Thursday, 24 October 2019
Ningaloo Reef, Western Australia
The opportunity to visit the Ningaloo Reef in Western Australia was one of the main attractions when planning this particular holiday. It's what is known as a fringing reef which means that it occurs close to shore and in fact the Ningaloo reef is considered to be one of the most accessible reefs in the World because in many places you can simply swim out to it from the shore.
Some would argue that it's more impressive even than the Great Barrier Reef, but though I've now been to both it's unfair of me to make a comparison. Not a great snorkeler, I'm also a poor swimmer and certainly I'm no diver, all of which makes it difficult for me to truly experience coral reefs and even more difficult therefore to make comparisons. However, armed with a brand new snorkel fitted with prescription lenses I gave it a go, and there was always the fall back of a glass bottom boat! Josh on the otherhand is a much better swimmer and snorkeler and even better he has an underwater camera with which he was able to take the first 10 or so of the photographs on this post.
I don't know a lot about coral reefs other than what most people know, they are animals not plants, they cover about 1% of the ocean yet contain about 25% of all marines species . They are also extremely beautiful places either for their colours or their intricate patterns and shapes, and they are under threat from climate change and pollution.
I've never before seen so many turtles as we saw on this holiday, though this green turtle is the only one we saw while snorkeling. During our frequent walks on the beach we also saw quite a few turtles surface quite close inshore and watch us as we passed by, including more greens and a few loggerheads.
Amazing to think that Josh took this with his under water camera. Green turtles can grow up to around 1.5m long from nose to tail, but this was probably half that size.
There are some incredibly impressive corals down here! This is one of the brain corals.

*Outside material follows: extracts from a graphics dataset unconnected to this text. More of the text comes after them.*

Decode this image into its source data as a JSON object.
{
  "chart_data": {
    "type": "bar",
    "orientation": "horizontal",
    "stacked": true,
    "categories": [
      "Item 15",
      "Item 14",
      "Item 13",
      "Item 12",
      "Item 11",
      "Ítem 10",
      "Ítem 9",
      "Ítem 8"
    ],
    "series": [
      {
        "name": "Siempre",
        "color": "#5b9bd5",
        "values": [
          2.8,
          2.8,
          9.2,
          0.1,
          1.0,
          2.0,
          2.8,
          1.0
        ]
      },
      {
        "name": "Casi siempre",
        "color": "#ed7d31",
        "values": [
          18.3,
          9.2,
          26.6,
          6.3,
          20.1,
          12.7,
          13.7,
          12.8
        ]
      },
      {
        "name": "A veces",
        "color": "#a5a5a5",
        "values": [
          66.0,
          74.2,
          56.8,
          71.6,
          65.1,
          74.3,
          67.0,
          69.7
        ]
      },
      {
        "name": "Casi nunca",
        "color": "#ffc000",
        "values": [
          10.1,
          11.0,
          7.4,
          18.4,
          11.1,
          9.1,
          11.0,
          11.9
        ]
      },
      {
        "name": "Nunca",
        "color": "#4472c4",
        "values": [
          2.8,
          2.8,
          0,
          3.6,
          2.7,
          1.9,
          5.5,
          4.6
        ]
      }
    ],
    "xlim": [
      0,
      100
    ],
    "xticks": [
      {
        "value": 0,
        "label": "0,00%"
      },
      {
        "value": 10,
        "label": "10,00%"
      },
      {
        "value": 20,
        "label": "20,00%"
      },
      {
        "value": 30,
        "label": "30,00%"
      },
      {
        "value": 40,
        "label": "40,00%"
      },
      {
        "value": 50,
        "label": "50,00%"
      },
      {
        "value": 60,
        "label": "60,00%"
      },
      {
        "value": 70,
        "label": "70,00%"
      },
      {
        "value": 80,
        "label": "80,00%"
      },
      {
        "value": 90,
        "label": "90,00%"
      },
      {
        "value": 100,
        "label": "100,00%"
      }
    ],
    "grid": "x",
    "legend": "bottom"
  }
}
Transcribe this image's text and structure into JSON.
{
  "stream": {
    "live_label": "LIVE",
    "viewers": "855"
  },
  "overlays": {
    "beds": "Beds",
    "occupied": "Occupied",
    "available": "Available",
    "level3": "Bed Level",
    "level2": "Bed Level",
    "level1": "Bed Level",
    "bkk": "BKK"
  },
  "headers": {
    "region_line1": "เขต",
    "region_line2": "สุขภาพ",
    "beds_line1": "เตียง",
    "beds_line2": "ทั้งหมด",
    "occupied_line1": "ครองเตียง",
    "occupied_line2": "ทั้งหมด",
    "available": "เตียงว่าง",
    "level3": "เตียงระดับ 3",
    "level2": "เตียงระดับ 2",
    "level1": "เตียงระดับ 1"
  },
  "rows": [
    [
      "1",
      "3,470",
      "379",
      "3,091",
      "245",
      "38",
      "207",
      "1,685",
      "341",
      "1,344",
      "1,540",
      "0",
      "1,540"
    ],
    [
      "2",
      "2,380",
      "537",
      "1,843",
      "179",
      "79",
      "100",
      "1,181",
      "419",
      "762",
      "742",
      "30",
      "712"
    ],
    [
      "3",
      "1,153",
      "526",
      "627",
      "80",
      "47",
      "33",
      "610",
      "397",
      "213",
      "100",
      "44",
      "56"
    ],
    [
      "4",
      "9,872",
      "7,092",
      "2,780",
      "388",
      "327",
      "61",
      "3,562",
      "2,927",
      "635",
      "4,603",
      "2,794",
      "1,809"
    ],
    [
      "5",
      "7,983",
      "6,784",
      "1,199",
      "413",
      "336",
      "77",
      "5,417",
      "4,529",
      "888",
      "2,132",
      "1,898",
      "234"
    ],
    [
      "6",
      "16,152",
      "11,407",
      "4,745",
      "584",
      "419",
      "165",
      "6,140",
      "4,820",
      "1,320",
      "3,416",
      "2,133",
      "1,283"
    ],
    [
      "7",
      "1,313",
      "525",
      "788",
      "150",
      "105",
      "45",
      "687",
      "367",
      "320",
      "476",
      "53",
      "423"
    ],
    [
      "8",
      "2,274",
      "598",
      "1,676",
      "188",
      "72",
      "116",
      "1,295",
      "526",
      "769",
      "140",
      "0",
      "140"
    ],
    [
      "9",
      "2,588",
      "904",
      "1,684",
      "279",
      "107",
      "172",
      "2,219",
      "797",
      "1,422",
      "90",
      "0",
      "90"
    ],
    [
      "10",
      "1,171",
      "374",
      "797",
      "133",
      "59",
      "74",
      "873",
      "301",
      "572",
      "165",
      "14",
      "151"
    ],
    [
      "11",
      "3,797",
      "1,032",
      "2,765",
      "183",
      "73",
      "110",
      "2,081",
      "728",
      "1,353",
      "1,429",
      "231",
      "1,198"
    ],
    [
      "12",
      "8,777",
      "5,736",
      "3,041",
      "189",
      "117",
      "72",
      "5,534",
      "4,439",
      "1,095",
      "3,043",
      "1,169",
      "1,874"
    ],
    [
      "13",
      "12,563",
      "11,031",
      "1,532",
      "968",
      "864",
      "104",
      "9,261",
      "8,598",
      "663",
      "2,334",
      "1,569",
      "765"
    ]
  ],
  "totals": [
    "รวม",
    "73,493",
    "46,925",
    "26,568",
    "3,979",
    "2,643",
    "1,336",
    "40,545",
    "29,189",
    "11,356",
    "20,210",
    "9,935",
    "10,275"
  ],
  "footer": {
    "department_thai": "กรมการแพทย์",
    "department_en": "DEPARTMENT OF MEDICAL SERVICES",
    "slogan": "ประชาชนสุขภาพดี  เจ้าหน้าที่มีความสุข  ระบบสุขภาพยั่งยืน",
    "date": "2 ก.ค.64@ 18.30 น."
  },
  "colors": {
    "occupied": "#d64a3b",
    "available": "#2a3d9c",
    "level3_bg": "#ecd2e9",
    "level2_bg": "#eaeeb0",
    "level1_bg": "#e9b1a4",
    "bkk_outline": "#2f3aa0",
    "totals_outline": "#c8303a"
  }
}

Quite a few giant clams as well.
Taken through the bottom of the glass bottom boat, this is a loggerhead turtle which like the green turtles can grow up to 1.5m long. They have a much more sturdy head than the green turtles and this individual can be identified as a male due to its long tail.
There were lots of fish, some much more colourful than these, swimming amongst the coral.
This mermaid even came and cleaned the bottom of the boat for us 😉.
Josh drifting past.....
The massive structure on the left, taken through the boats glass bottom and also seen from the surface in the photo below is known locally as Ayers Rock and is a 4m high and 9m diameter coral which is thought to be 3,500 years old!
Shark Lagoon at Coral Bay is a nursery for reef sharks and during our visit there were about 150 present.
Along with the blue whale at Dunsborough a couple of weeks ago, one of the highlights of our trip was finding this huge green turtle egg laying on a beach at Cape Range near Exmouth. It really is the stuff of dreams. Seeing them swimming in a coral reef is one thing, seeing them surface and watch you as you stand on the shore is another, but to find a female egg laying like this on a beach is like stumbling across the filming of a David Attenborough show. I estimated that this was about 1.5m long, and the hole it was digging probably around 2.5m diameter. We watched it under red light from our head torches for a few minutes and took a few quick photos and then left it alone. When we returned about half an hour later it was still there and we didn't need a torch because a full moon had risen and we could see it clearly in the moon light.
Amazing!
The beaches around the Ningaloo Reef have many shore birds including great knot, grey-tailed tattlers, Terek sandpipers, greater sandplovers, red-capped plovers, sanderling and red-necked stints, but most impressive to me where the terns, with several different species of all shapes and sizes seen.
Caspian, crested and roseate terns.
Brown noddy's are birds of the tropics and I have seen lots of them on the cays of the Great Barrier Reef, but this was the only one we saw on this trip.
Eastern reef egrets occur in two forms, white and dark. In my experience dark is the commoner, outnumbering the white form by 3-1 but this is very unscientific and in reality may be completely wrong! Note how short the legs are of this species compared to those of other egrets and herons.
This is the dark form of eastern reef egret, taken at Port Douglas in Queensland in October 2015.